TSA Technical Lecture: Embodied Carbon in Building Materials
12:00 PM - 1:30 PM
Online via Zoom Webinar
Embodied Carbon will account for almost half of the total new construction emissions globally before now and 2050. Despite this massive contribution to global CO₂ emissions, embodied carbon in building materials is often ignored, considered a blind spot of the building industry.
So why does embodied carbon matter, and what design strategies and tools exist to reduce embodied carbon in building materials?
Join us for this 1.5 hour webinar as Building Life Cycle Assessment Consultant Anthony Pak shares with us an overview of embodied carbon in the building industry including:
- Why Embodied Carbon Matters
- How Embodied Carbon compares with Operational Carbon
- Policies and Standards that address Embodied Carbon
- Comparison of LCA Software Tools
- Design Strategies to Reduce Embodied Carbon (concrete, steel, wood, aluminum, glass, insulation, refrigerants, MEP systems, interiors)
About the Speaker
Anthony Pak is the Principal at Priopta, a Life Cycle Assessment (LCA) consulting firm that is one of the first in North America to offer a custom Parametric LCA service for new construction projects.

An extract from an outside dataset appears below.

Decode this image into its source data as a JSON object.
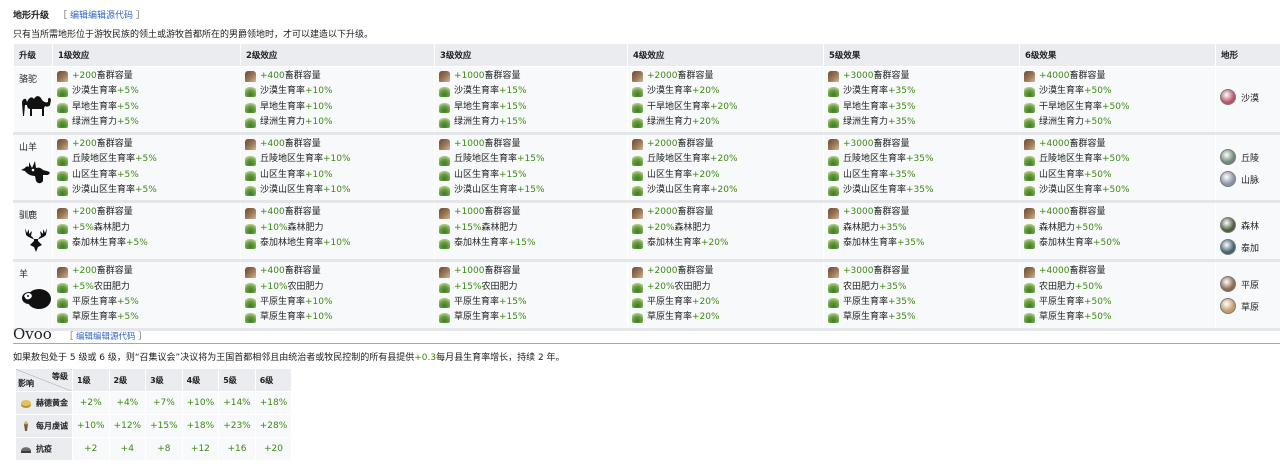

He is also the founder of CLF Vancouver—the first local hub of the Carbon Leadership Forum—which organizes local events that empower building industry professionals to champion the topic of embodied carbon on their projects and within their firms. Since April 2019, CLF Vancouver has inspired over 25 other cities to start CLF local hubs. Anthony now also serves as the Regional Hub Director, supporting local hubs across Western North America and Asia-Pacific. He is a Professional Engineer with a Masters in Industrial Ecology from NTNU, which is a leading LCA research group in Norway.
This technical lecture is part of the Building, Technology, Science and Technology (B.E.S.T.) Series, a collaboration of the Toronto Society of Architects and the John H. Daniels Faculty of Architecture, Landscape, and Design bringing affordable, timely and relevant knowledge, skills and tools to the profession as we work together to address the climate crisis.